The detector setup for DUNE will be located some 800 miles (1300 km) away from where the neutrinos and antineutrinos that it will detect are being generated. This is not a bug, but rather a feature of how the experiment is set up and designed. DUNE will generate the world’s most intense beam of high-energy accelerator neutrinos, with a smart, scaled-down design of 2.1 megawatts recommended as a cost-saving measure by the P5 report. The entirety of the DUNE mission is just one science endeavor at one of the 17 national laboratories, all of which are potentially threatened by the existence of the Genesis Mission.
Credit: DOE/Fermilab

If we maintain funding for the foundational, civilization-enhancing research that is the hallmark of fundamental science, we can use whatever technological developments ensue to enhance and accelerate new discoveries: exactly the stated intent of the Genesis Mission.

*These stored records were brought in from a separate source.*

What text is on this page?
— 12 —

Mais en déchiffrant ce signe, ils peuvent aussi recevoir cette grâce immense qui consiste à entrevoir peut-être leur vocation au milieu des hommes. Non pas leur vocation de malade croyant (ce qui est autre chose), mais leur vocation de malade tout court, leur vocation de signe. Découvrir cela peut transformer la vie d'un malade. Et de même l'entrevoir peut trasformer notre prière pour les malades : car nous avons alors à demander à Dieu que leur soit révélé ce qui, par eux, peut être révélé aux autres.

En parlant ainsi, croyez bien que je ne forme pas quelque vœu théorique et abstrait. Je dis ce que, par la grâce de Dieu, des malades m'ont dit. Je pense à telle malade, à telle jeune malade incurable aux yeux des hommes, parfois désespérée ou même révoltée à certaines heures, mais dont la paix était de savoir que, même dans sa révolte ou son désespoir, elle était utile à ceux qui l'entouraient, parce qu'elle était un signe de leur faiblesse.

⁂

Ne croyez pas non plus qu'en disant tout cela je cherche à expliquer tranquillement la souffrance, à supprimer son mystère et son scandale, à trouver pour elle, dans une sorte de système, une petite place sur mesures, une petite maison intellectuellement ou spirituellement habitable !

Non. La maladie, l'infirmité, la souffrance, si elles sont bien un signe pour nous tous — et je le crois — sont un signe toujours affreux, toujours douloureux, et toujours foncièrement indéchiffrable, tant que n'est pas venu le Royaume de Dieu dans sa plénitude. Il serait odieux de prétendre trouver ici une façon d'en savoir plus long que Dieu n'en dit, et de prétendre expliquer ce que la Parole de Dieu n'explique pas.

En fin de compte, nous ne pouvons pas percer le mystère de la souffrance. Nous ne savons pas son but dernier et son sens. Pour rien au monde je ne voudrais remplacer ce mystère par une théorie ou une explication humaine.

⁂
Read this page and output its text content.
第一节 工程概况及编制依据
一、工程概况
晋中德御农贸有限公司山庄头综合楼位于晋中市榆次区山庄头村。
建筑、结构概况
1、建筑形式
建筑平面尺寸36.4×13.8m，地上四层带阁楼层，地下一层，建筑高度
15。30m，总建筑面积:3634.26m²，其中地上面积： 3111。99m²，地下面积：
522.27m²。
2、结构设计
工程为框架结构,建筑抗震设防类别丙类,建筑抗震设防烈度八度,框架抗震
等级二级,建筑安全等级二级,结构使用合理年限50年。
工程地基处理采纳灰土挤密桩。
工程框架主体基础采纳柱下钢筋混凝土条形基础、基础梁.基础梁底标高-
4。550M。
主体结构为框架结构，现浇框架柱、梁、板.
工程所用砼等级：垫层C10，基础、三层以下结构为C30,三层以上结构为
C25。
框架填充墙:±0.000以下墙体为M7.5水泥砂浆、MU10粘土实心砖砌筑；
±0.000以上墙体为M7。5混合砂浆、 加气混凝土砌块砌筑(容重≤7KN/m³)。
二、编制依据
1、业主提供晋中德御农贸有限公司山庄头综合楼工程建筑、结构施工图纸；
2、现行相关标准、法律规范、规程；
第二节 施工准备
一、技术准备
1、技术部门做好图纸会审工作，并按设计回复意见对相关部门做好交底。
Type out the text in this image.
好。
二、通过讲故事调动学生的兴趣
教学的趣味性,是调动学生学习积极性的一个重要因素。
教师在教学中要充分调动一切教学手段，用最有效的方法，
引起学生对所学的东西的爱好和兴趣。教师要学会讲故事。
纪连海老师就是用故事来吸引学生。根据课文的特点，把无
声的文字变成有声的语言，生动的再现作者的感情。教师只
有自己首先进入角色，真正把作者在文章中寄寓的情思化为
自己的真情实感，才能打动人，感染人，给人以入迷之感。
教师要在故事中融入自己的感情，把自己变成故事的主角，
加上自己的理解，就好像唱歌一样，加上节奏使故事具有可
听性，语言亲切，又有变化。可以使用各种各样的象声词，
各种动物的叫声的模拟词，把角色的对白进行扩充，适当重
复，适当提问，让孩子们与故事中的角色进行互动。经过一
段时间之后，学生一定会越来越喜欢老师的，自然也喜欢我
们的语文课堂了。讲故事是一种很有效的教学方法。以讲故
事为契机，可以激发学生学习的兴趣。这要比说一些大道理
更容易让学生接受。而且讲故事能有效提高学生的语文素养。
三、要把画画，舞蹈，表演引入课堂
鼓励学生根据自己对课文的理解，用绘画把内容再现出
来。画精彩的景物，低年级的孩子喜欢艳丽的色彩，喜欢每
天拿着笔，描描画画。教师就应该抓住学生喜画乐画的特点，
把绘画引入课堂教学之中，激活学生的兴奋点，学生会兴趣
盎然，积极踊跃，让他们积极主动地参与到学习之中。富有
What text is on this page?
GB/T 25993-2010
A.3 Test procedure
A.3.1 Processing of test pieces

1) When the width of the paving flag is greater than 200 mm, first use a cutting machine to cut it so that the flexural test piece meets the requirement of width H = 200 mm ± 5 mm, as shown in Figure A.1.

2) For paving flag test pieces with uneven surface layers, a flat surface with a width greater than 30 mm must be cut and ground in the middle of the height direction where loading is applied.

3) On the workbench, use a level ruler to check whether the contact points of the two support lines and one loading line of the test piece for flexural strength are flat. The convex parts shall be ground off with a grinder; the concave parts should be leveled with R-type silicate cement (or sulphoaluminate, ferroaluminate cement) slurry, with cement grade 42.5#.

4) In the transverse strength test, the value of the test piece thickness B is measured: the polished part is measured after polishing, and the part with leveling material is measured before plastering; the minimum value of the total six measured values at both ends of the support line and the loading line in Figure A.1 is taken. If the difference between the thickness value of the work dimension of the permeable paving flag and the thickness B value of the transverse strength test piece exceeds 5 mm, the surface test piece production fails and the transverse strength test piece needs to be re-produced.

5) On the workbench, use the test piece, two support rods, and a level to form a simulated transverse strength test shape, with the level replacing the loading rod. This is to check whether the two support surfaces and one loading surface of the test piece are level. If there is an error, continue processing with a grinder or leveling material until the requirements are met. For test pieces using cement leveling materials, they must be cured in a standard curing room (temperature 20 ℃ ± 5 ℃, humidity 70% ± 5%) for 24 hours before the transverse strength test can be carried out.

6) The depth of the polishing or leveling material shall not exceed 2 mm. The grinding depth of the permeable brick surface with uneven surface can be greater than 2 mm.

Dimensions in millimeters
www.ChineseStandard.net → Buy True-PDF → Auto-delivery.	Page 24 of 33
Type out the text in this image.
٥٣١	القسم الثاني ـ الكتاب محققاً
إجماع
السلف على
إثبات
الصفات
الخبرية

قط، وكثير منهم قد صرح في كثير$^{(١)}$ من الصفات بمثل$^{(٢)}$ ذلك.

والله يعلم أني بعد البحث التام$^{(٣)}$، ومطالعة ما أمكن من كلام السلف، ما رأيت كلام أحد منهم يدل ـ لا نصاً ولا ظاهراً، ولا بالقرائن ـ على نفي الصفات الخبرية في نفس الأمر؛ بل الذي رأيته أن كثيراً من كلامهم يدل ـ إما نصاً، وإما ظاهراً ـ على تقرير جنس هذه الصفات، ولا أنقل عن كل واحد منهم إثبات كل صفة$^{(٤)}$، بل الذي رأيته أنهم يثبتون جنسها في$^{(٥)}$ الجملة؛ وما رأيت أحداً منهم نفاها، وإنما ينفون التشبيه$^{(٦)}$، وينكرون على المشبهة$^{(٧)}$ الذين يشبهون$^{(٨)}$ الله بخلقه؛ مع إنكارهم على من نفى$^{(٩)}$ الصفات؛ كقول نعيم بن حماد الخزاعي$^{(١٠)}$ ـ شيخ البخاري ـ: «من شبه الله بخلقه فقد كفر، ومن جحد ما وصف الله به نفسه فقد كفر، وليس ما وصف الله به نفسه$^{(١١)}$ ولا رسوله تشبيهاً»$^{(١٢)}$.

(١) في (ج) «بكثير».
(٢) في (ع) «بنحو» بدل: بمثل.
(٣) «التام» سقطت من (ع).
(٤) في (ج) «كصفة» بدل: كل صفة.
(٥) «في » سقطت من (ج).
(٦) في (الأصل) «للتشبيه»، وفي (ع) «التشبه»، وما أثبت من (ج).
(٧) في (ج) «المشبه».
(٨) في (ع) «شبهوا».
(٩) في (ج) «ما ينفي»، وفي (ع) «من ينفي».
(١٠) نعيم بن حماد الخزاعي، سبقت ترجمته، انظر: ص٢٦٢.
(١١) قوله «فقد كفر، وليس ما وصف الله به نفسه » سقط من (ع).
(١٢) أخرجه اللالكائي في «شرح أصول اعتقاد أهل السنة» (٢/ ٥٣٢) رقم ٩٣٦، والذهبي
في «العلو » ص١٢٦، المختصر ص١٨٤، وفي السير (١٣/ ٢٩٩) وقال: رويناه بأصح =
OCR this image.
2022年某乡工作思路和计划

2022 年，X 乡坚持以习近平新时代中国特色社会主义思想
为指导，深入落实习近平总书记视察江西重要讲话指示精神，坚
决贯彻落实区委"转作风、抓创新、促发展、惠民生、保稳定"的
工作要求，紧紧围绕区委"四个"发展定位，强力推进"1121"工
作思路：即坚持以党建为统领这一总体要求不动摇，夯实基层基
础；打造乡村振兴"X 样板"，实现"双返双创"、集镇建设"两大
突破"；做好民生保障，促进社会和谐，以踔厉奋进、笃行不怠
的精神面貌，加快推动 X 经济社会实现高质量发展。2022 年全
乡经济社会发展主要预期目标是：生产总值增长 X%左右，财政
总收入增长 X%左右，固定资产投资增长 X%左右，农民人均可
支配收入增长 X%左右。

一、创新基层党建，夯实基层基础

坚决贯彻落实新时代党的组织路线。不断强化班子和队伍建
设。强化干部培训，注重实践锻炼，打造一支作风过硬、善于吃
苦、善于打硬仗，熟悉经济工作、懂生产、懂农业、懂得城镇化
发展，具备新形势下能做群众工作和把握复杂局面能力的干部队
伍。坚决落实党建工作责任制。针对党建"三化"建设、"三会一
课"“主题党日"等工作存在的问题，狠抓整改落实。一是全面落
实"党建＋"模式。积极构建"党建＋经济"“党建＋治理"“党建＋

However, 2025 has been a year where federal research has been gutted from start to end, and many scientists are already planning on jumping ship for other countries that haven’t sought to replace bona fide scientific inquiry with promises that simply are incongruent with reality.

While some are indeed hoping that the Genesis Mission indeed turns out to be the “moonshot” of 21st century science, a great many scientists — both in the USA and abroad — see only the madness of an administration intent on stripping the public good out of every avenue of government, instead replacing it with grift and sycophancy. Just as the NSF’s “strategic alignment of resources in a constrained fiscal environment” from earlier this year was code for gutting the country’s flagship science facilities, people should be right to worry that the scientific legacy of our National Laboratories are next: to be sacrificed on the altar of political gamesmanship. The words of Darío Gil, the Under Secretary for Science and Genesis Mission Director, speak for themselves:

“The one thing we don’t have is time. We are going to act with an urgency that will feel deeply uncomfortable. The urgency is driven by the rate and pace of the computing revolution and by… our most formidable competitor and adversary, China. This is a race we must and will win. In the original Manhattan Project, the existential threat of the war provided the winning combination of context and urgency… Scientific and engineering advancements in technologies like AI, quantum, fusion, and biotechnology will define the future of our country and of the entire world. We must remember that science, engineering and technology have become the new currency of strategic power. Let’s quiet all the external noise and other distractions, and let’s act like our lives depend on our execution (because they do).”